Bien papá, apenas me queda un paso
hasta la puerta de tu habitación, si espero más no creo que lo cuentes, quizás
me he apiadado de ti o quizás creo que sufrirás mayor castigo prolongando esta
situación, de modo que sí, pasaré a darte tus pastillitas. Al entrar veo que
tienes la boca abierta y te has desgarrado la camisa buscando aire, y un hilo
de saliva te resbala por la cara hasta el pecho, sé que te da vergüenza que te
vea en una de tus crisis, por eso he permanecido un rato inmóvil, igual que
Bette Davis en la película, observándote y complaciéndome en tu rubor
deseperado y agonizante. Luego me he ido acercando lentamente hacia ti, como si nada sucediese, pensando y estudiando
cada movimiento que he ejecutado, cuando he estado muy cerca de ti me has
cogido con fuerza de la manga de la chaqueta pero yo no he acelerado mis
movimientos, con parsimonia he llenado el vaso de agua y después te he puesto
la pastilla en tu lengua pastosa y agrietada que se me ofrecía obscena. Ya ves,
papá, todos tus odios te los pago salvándote la vida casi cada día, pero estoy
segura de que no comprendes ni aprecias tal generosidad, así que no me lo
agradeces, al contrario, te quedas frente a mí suspirando aliviado y sudoroso.

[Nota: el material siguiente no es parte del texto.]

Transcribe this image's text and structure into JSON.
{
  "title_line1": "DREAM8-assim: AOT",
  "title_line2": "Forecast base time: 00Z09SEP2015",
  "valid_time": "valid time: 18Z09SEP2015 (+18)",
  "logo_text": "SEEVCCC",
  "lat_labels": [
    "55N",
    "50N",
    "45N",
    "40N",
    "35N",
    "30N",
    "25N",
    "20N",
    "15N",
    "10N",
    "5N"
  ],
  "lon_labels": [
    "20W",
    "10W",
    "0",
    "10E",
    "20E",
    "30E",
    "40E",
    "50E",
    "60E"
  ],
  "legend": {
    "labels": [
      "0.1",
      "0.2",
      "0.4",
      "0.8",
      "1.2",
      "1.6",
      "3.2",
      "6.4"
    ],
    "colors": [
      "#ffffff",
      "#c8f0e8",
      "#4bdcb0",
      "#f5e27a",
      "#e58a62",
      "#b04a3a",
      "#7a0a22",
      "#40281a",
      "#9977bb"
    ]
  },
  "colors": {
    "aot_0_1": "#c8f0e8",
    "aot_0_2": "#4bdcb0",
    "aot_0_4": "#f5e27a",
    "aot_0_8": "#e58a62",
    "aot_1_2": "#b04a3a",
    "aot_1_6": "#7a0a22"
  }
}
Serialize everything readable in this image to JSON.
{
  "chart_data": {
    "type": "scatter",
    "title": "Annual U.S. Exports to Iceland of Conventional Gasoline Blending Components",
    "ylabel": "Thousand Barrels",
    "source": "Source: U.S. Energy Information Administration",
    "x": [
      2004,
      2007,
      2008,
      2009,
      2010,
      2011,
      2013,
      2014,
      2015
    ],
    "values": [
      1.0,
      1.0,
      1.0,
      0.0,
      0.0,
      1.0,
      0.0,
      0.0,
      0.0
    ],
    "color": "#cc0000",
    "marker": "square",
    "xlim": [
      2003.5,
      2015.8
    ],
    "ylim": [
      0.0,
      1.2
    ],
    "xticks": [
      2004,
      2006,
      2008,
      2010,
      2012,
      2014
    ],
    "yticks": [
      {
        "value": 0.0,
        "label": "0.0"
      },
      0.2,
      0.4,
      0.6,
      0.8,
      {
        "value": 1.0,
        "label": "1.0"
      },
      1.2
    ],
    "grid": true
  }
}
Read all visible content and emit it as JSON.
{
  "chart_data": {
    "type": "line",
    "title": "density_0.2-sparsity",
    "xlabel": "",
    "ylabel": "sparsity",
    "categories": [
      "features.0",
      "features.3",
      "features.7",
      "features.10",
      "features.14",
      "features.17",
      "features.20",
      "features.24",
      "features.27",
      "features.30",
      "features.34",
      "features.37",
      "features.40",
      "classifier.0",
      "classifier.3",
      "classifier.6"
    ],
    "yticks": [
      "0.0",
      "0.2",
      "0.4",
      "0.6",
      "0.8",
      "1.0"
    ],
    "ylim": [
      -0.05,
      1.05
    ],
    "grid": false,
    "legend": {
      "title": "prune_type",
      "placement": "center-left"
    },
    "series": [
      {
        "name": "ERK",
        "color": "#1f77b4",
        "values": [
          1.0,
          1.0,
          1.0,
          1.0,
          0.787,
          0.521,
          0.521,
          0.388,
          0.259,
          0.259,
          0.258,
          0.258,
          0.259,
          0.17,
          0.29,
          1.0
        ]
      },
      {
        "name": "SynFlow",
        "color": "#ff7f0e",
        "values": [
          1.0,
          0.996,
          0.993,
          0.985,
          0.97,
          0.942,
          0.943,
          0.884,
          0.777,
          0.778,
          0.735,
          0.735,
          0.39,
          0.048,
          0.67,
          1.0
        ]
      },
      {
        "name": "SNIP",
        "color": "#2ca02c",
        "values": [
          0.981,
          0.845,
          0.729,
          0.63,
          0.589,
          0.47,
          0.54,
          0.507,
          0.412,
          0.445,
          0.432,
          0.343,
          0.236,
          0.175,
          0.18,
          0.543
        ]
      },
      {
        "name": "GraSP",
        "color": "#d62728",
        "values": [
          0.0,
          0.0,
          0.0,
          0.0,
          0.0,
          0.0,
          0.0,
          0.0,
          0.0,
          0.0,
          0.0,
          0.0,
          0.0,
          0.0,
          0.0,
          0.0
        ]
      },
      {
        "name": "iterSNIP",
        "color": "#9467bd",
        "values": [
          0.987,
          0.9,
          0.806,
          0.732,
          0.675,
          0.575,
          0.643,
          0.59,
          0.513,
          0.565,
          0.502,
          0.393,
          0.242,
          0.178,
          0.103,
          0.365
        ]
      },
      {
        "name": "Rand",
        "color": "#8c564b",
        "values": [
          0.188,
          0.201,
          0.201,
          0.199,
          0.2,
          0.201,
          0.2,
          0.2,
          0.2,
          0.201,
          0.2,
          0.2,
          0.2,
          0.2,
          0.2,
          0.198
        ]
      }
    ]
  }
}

Se me ha ocurrido contarte que en el pasillo, cuando venía con las
píldoras, he recordado La loba, una película de la que, estoy
segura, te acuerdas, y me has mirado con los ojos desmesuradamente abiertos,
como si hubiera proferido una barbaridad propia de un monstruo, todo para
hacerme sentir culpable de no se qué, puesto que ahí estás, bien vivo,
ignorándome, aparentando estar asustado, pero yo sé que sigues siendo el hombre
frío y calculador de toda la vida, sé que seguirás desde tu silla de ruedas
urdiendo tramas para hacerme daño, pero los dos sabemos que yo tengo las
pastillas, como Bette Davis, como en la película.